Témoignage / Longtemps dans le déni, les agriculteurs sont en train de prendre conscience de l’impact de leurs pratiques dans l’émission de gaz à effet de serre. A l’image de Didier Villard, éleveur en Isère et délégué régional du Pôle biomasse énergies de Rhône-Alpes.

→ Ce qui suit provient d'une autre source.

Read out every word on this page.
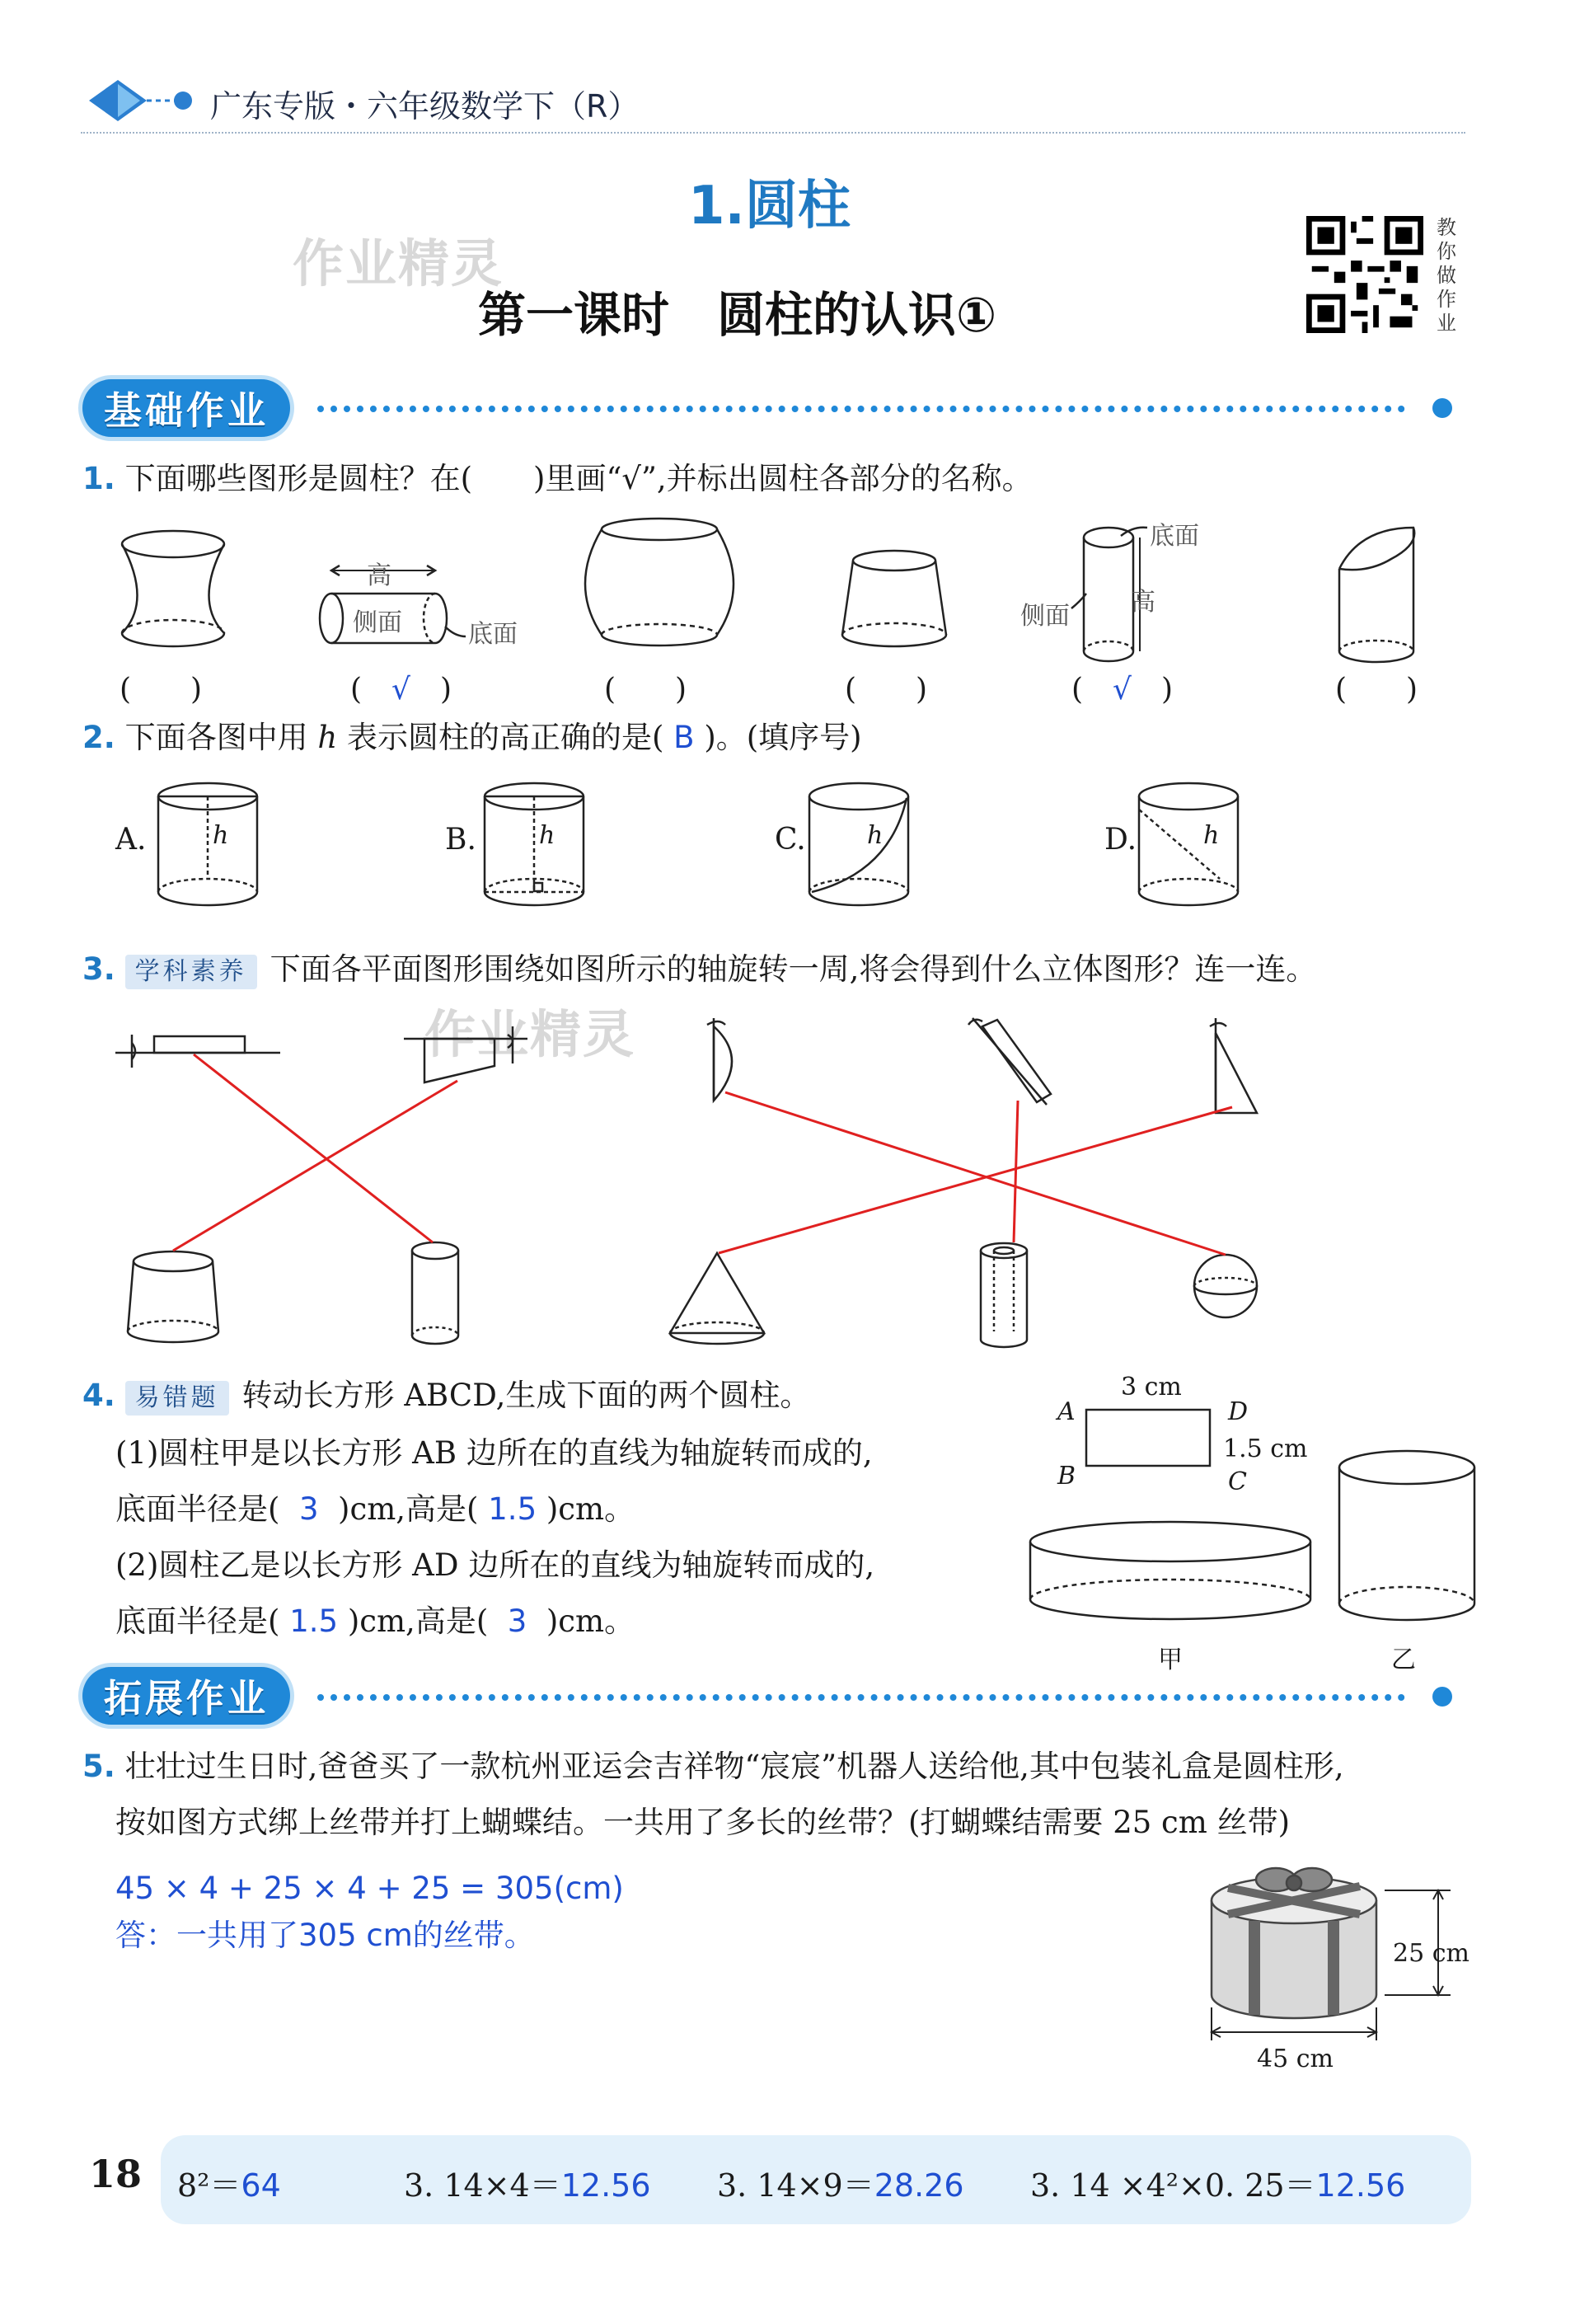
广东专版・六年级数学下（R）
作业精灵
1.圆柱
第一课时　圆柱的认识①
教
你
做
作
业
基础作业
1. 下面哪些图形是圆柱？在(　　)里画“√”,并标出圆柱各部分的名称。
高
侧面	底面
底面
侧面 高
(　　)	(　√　)	(　　)	(　　)	(　√　)	(　　)
2. 下面各图中用 h 表示圆柱的高正确的是( B )。(填序号)
A.	B.	C.	D.
h	h	h	h
3. 学科素养 下面各平面图形围绕如图所示的轴旋转一周,将会得到什么立体图形？连一连。
作业精灵
4. 易错题 转动长方形 ABCD,生成下面的两个圆柱。
(1)圆柱甲是以长方形 AB 边所在的直线为轴旋转而成的,
底面半径是( 3 )cm,高是( 1.5 )cm。
(2)圆柱乙是以长方形 AD 边所在的直线为轴旋转而成的,
底面半径是( 1.5 )cm,高是( 3 )cm。
3 cm
1.5 cm
A
B	C
D
甲	乙
拓展作业
5. 壮壮过生日时,爸爸买了一款杭州亚运会吉祥物“宸宸”机器人送给他,其中包装礼盒是圆柱形,
按如图方式绑上丝带并打上蝴蝶结。一共用了多长的丝带？(打蝴蝶结需要 25 cm 丝带)
45 × 4 + 25 × 4 + 25 = 305(cm)
答：一共用了305 cm的丝带。
25 cm
45 cm
18 8²＝64	3. 14×4＝12.56 3. 14×9＝28.26 3. 14 ×4²×0. 25＝12.56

Sortir des logiques de facilité

«La première fois que j’ai entendu qu’on mettait mes vaches en cause, ça m’a carrément énervé. Pour moi, c’était encore une manière de démanteler l’élevage. Nos vaches, elles ont toujours existé. Alors pourquoi les rendre responsables du changement climatique ? » Depuis ce premier réflexe d’indignation, Didier Villard a beaucoup discuté, s’est interrogé, informé, ce qui l’a fait pas mal évoluer. Il raisonne désormais en tant que citoyen, habitant un territoire. « L’agricolo-agricole, ça ne fonctionne plus depuis longtemps, il faut savoir entendre la demande sociétale, explique cet éleveur laitier des Vals du Dauphiné (Isère), devenu délégué régional du Pôle biomasse énergies de Rhône-Alpes (1). Aujourd’hui la problématique se pose à l’échelle planétaire. Comment nous, agriculteurs, en devient-on acteurs ? »
Travail en réseau
Loin de faire acte de contrition, Didier Villard reconnaît que, pendant des années, le monde agricole s’est laissé tenté par « des logiques de facilité, très consommatrices d’énergie. « Nous aussi, nous avons notre part de responsabilité : à partir du moment où on vit et où on travaille, on pollue. » Ou plus exactement, on émet des gaz à effet de serre, ces fameux GES dont l’accumulation accroît les risques environnementaux encourus par nos sociétés. Responsable de près d’un quart des émissions totales, l’agriculture est aussi source de solutions. « Il existe plusieurs entrées, estime l’éleveur. Nous pouvons déjà économiser l’énergie de nos tracteurs et de nos machines, en les réglant au mieux et en les utilisant différemment. De même pour nos maisons : quand on voit le fuel qu’on dépense pour se chauffer, alors qu’il y a des kilomètres de haies qui ne demandent qu’à être taillées et déchiquetées pour être valorisées en énergie ! » L’éleveur évoque également les unités de méthanisation que l’on voit fleurir un peu partout sur le territoire, et prochainement dans les Vals du Dauphiné. A ce titre, il insiste sur l’importance du travail en réseau, en lien avec les collectivités, les élus, les politiques : « Tout seul, on ne peut avoir une action qu’à l’échelle de son entreprise. Pour aller plus loin, il faut travailler dans la concertation, comme cela se fait par exemple dans les Territoires à énergie positive. » Des Tepos (2) auxquels appartiennent les Vals du Dauphiné et la communauté d’agglomération limitrophe, la Capi. A n’en pas douter, ces Tepos seront comptabilisés parmi les contributions nationales de la France dans le cadre de la COP21. Mais Didier Villard prévient : « La conférence de Paris (Cop21), c’est bien. Mais il ne faudrait pas que nous soyons les seuls à être bons élèves, ni que ce soit l’occasion de nous pondre un nouveau décret qui serait catastrophique pour notre quotidien. Il faut aussi que les Chinois s’y mettent... » 
Marianne Boilève
(1) Réseau d’expertise sur l’énergie en agriculture.
(2) Un territoire à énergie positive vise l’objectif de réduire ses besoins d’énergie au maximum, par la sobriété et l’efficacité énergétiques, et de les couvrir par les énergies renouvelables locales.